I believe significant time should be allocated for the education of our military officers in philosophy, axiology, ethics and religion. These lessons will help them learn, for example, summum bonum -- the greatest good, the ultimate importance or the ultimate end that human beings ought to pursue. This concept can be an end in itself, containing all other goods.
Philosophy, axiology and ethics could teach our officers that all desires cannot be satisfied, that they may be conflicting. This would enable them to weigh the relative value of goods and ascertain which of them must be secured at the loss of others. They should learn to differentiate conscientiously between their physical comfort and personal happiness and the moral, the virtuous and the collective good. In fact these are not entirely mutually exclusive. The difference lies only on the surface. Studying axiology and ethics could make our officers understand how, why and to what degree humans should value things -- a person, idea, object or anything else. They need this study of good and evil more than the courses they take on economics, based upon the material cost-benefit dichotomy. Then they would be able to value the conduct of persons rather than objects.
Axiology or ethics could teach them how human beings develop, believe and act or fail to act on certain values. They might clarify the values that orient or reorient them in their individual and social life, lest their personal choice, judgment and behavior fail to guide them at different stages of their professional and human development. Military officers need to learn the values rightly held by the majority and community, and why and how different groups of people may hold or prioritize different kinds of values influencing social behavior.
Such an education could form a basis for officers’ ethical actions consistent with universal values and measures. This foundation would provide support for their integrity, service to humanity and altruism. These values constitute the integral parts of true human culture and generate sound behavior. With them, officers would not indulge illegal expectations, or lose their personal identity and sense of worth, but remain good, helpful and important. They might help people solve common human problems rather than initiating plots and coups to the detriment of society. They could come to understand people of other cultures or origins and the values, beliefs and assumptions that motivate their behavior and aspirations because every life, including the future generations of a nation, is “priceless.”
The clarification of values could help them clarify what is worth working for and what their lives are for. They might cease imposing their own egoistical, marginal, partisan, ideological, undemocratic passions on the majority. Their cognitive, moral and professional education must be based on values such as democracy, justice and service to all without discrimination. Their perspective should be based more on global norms and the value of life and saving lives as opposed to taking them, rather than on abstract claims, exclusivist ideology and the interests served by a killing junta.

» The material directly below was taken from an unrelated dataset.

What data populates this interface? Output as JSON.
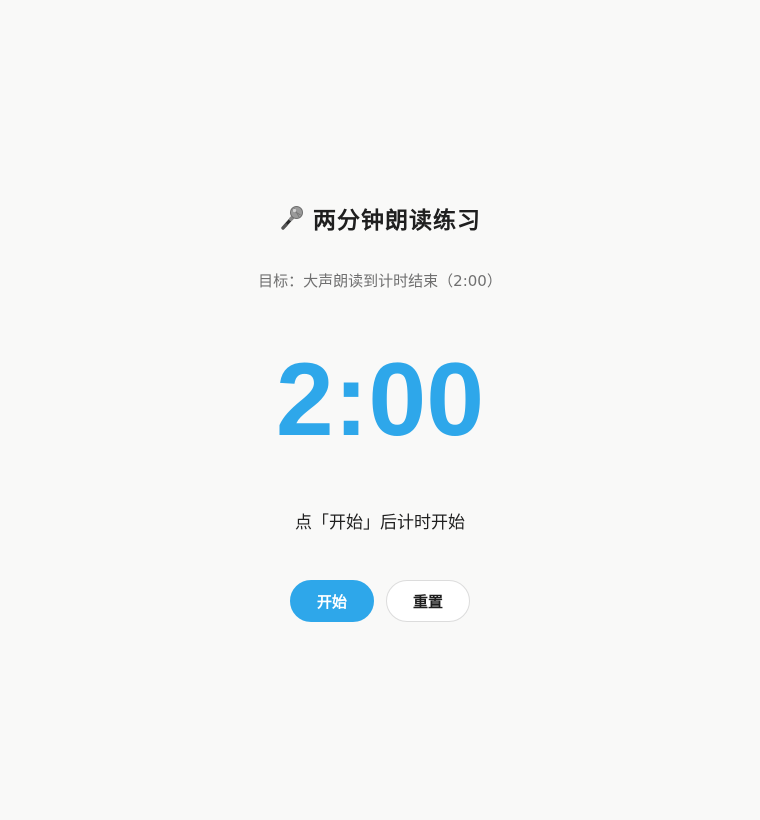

Our officers should learn to take part in our culture even if their personal values do not entirely agree with some of the normative values sanctioned in the culture. They must learn to synthesize and extract aspects valuable to them from the multiple subcultures they live among. If any officer or group of officers expresses a value in serious conflict with the norms of Turkish society, society with its authority ought to use various means of encouraging conformity or stigmatizing the non-conforming behavior of such marginal officers. Fair legal probes, prosecution and imprisonment can justly result from conflict with social norms that have been established as law.
Human life cannot be traded for professional promotion and marginal benefits. Some officers’ great ambitions for their future promotions are not commensurate with the low value they assign to soldiers’ lives. People will judge officers’ actions by their conformity with rules, morality, ethics and the service mentality, not by the good consequences arising from actions for the officers themselves. Turkish society does not take pleasure in watching its beloved children maimed and killed.